By the time I’d been down and nearly out in London for four or five months I was rejected everywhere I applied for employment. Indeed, my lifelong talent for harvesting rejections in the face of all odds took wing during my year in London. Job hunting went from ludicrous to impossible. When I complained, my landlord pointed out that I dressed like an out-of-work 1920s-era socialist: baggy corduroys, faded tunic, and scuffed boots, and that this would inevitably dim my luster, except possibly at auditions for working-class plays in Lancashire. So I borrowed a suit and locked myself in my laundry room and wrote, not powerful fiction, nor even feeble fiction, but fiction nonetheless: a resume, which I then circulated to universities, publishing firms, newspapers, comprehensive schools, department stores, brewing companies, pubs, London Transport, and Securicor, a security service. Days and weeks hobbled by and I eked out my beer and curries with the odd loan and die-hard French tutorial. And then I heard back from Securicor: I fit the security guard’s profile and uniform admirably. I was burly enough without being obese, educated without being too much of a ponce; I had no criminal record, nor any outstanding debts (well, I didn’t confess to any) and overall I was in pretty fair nick, considering: in fact, I was just about ideal for the job. The relief was like the sun breaking through heavy clouds.
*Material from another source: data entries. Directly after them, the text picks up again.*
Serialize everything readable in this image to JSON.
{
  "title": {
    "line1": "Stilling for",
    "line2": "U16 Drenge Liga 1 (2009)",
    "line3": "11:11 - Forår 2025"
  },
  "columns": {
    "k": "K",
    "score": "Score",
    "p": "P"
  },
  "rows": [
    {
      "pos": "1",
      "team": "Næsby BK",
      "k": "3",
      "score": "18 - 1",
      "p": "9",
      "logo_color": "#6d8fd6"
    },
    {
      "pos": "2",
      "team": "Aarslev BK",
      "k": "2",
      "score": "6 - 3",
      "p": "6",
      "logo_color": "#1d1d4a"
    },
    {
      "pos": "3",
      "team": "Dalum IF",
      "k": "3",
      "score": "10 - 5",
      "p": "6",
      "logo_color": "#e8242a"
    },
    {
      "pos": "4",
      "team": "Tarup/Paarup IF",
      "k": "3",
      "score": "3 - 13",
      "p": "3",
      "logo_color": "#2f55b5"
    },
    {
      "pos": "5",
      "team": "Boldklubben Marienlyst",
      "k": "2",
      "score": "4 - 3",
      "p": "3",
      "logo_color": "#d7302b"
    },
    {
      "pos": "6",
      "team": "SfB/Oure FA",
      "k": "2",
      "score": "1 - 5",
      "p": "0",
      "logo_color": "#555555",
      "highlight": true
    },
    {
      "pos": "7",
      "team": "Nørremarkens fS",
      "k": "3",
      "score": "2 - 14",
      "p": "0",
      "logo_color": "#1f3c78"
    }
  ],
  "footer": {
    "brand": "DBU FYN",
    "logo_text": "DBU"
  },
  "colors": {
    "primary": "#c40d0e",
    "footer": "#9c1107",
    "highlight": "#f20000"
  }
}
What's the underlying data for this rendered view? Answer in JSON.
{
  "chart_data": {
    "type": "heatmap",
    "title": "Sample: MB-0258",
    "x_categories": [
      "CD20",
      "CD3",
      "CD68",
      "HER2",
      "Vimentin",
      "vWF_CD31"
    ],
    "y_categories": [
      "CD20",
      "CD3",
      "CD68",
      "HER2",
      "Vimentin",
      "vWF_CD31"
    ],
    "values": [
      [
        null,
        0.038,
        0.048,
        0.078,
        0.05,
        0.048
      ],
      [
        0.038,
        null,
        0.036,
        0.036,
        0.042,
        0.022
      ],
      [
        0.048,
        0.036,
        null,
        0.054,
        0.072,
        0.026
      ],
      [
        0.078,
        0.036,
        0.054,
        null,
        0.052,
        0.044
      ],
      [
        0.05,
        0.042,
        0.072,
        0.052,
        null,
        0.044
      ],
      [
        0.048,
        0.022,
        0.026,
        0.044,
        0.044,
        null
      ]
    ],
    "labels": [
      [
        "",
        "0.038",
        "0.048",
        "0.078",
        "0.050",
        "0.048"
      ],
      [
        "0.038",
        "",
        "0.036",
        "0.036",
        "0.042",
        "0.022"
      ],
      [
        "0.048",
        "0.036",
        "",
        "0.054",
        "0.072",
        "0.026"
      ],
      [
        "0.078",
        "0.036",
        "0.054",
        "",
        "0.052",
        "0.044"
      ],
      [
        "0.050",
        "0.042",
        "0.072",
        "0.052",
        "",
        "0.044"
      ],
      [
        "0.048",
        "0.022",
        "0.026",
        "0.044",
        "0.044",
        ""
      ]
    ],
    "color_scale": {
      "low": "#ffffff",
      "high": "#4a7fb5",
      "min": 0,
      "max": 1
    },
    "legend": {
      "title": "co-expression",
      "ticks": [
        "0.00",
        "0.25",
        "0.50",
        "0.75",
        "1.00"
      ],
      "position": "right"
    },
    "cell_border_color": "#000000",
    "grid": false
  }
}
I celebrated at the Onslow and envisioned moving out of the laundry room into a room of my own.

             Then, at the last minute, the day before I was due to pick up my uniform and report to a lock-up storage unit near Heathrow, I was summoned to Securicor HQ and turned down in an atmosphere of considerable bitterness on both sides. It had apparently emerged (after a cursory go-through of documents for the Home Office johnnies) that I wasn’t actually a U.K. citizen, nor even one of the European Community, not even Ireland. I was, to put it bluntly, a Yank. They accused me of misrepresenting myself and threatened jail or a lawsuit. I protested. But I don’t consider myself a Yank, I said. Balls, said they. A Yank’s a Yank. Yet in all fairness I barely remembered my citizenship, after a lifetime spent in Europe and four-plus years as a kind of student at two different universities in two nations of the United Kingdom. By language, inclination, culture and taste I’d blended in with the British mainstream, much as I’d become virtually Swiss after ten years in Geneva, only to be coldly told at the end of it that I was…yes…an American. Never did the unfairness of allocating citizenship based on circumstances of birth and parentage become more evident. But it was an insurmountable fact of life: I, who was more European than most Europeans, being at home in three or four different cultures and countries, was really an American and therefore less of a European than, say, a Finn, and quite unemployable, thank you very much, barring intervention from high-level sources. But I had no high-level sources to draw on, or none that would extend a helping hand. It was time to move on, again.